Oddly enough the press release for this product seems only to have been distributed in Korea to reviewers who attended a special introduction of the device. The SSD Guy has not been given the specifications presented at the event, and had to ask Samsung for a copy of the press release.
The press release focuses on the product’s 100,000 read IOPS, that it comes in two versions, the “Pro” model for the enterprise and another model for client applications, and the fact that the controller uses a new design based on three ARM cores. A read IOPS figure of 100,000 is very high performance for a SATA drive! One has to wonder if the client market will be able to distinguish between this level of performance and drives with fewer than 10,000 IOPS.
Other specifications had to be found through web searches of news items and blog posts by those who actually attended the event.
What I have been able to glean from reports of the reviewers who were flown to Korea for the launch is that the product has very fast specifications. The client drive is also the first SSD to use TLC flash.
That’s a big deal. TLC is hard to manage and has never before been used in an SSD. Samsung didn’t find this distinction worth including in the press release, perhaps because so few industry observers and participants believe that TLC can be used to build a reliable SSD.
Let’s explore that a little bit.
The graphic in this post has been put together to introduce readers to the difficulty of accurately reading data out of TLC flash. Here we have a microscope laid on top of eight equal size boxes, each representing a voltage level in the flash – TLC flash stores three bits per cell by using eight voltage levels. (Purists argue that this implies that it shouldn’t be called TLC for Three-Level Cell or Triple-Level Cell, but The SSD Guy won’t address that debate in this post.)
Sitting at your desk it is a little slow to determine which box some part of the microscope, like the focus knob, is in. It would be quicker and the answer would be more certain if the background had half as many boxes, which would represent the four voltage levels of MLC, and your decision would be even faster (and the results even more certain) using only two boxes, one upper and one lower, like SLC flash.
Digressing a little, let’s look at what process shrinks do to this: Move across your office and try the same exercise. Which box is the mirror in? Now move twice as far away and try to determine which box the center of the stage is over. Each time a new process geometry is introduced it’s equivalent to doubling your distance from the graphic.
Clearly TLC presents new challenges to flash users.

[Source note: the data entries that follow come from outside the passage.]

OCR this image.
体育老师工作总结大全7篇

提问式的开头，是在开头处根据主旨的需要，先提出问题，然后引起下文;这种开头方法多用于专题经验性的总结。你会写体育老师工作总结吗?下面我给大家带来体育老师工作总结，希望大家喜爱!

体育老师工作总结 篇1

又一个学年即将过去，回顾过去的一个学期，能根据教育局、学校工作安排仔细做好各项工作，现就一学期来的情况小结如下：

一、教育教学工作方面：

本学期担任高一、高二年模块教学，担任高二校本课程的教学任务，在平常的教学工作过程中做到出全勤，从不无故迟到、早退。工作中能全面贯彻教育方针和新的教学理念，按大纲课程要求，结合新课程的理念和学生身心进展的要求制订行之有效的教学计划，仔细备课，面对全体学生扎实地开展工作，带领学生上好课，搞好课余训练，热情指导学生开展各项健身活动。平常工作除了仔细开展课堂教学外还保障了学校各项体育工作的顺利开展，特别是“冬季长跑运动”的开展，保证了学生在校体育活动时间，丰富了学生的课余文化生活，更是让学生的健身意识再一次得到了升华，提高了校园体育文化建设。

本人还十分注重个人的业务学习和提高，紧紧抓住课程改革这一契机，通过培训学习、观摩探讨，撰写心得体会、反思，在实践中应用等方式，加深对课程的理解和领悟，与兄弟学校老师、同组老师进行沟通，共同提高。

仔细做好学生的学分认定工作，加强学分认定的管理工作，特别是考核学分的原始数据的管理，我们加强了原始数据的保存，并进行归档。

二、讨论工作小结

Why, then, would anyone want to design TLC into a system? In a nutshell: it’s cheaper than MLC. The die size of a TLC chip is 20-25% smaller than its MLC counterpart, and a smaller die size means a cheaper part. Furthermore, consumer applications are moving to TLC flash, and that means that the economies of scale will eventually make TLC significantly cheaper than MLC. This has occurred with SLC flash which now sells for as much as seven times the price of its MLC counterpart, even though an SLC chip is only about twice as large as the MLC chip. This is driven by the fact that MLC accounts for over 95% of the NAND gigabytes sold today.
In this vein, every application that can migrate to TLC flash will eventually make that move. Although many have argued that TLC will never find its way into SSDs, Samsung has proven that this is not the case. The SSD Guy applauds Samsung on taking this bold step to lead the way into SLC SSDs.
Only yesterday I read a comment from an SSD maker arguing why TLC would never be used in an SSD. This made me reflect on the early days of SSDs (2006-7) when MLC was deemed “unusable” in any SSD. Once MLC-based client SSDs were introduced (2008-9) pundits argued that MLC was “unusable” in enterprise SSDs. Today MLC is common in enterprise SSDs.
The motivation to use TLC is not all that compelling today, but that could change. Today TLC and MLC prices are close to each other, while SLC prices are about 7 times those of MLC (although common sense would lead you to expect 2x – but that’s market dynamics for you!)
Should consumer applications migrate en masse to TLC it would not be even slightly surprising for MLC to rise to 7 times the cost of TLC.
If that happens, SSD makers may find that it makes a lot of sense to replace a certain capacity of MLC with three times as much TLC at a lower total cost: they would stll save money by employing significant overprovisioning to accelerate performance and manage wear (which is discussed in some depth in The SSD Guy’s Friday series on How Controllers Maximize SSD life.)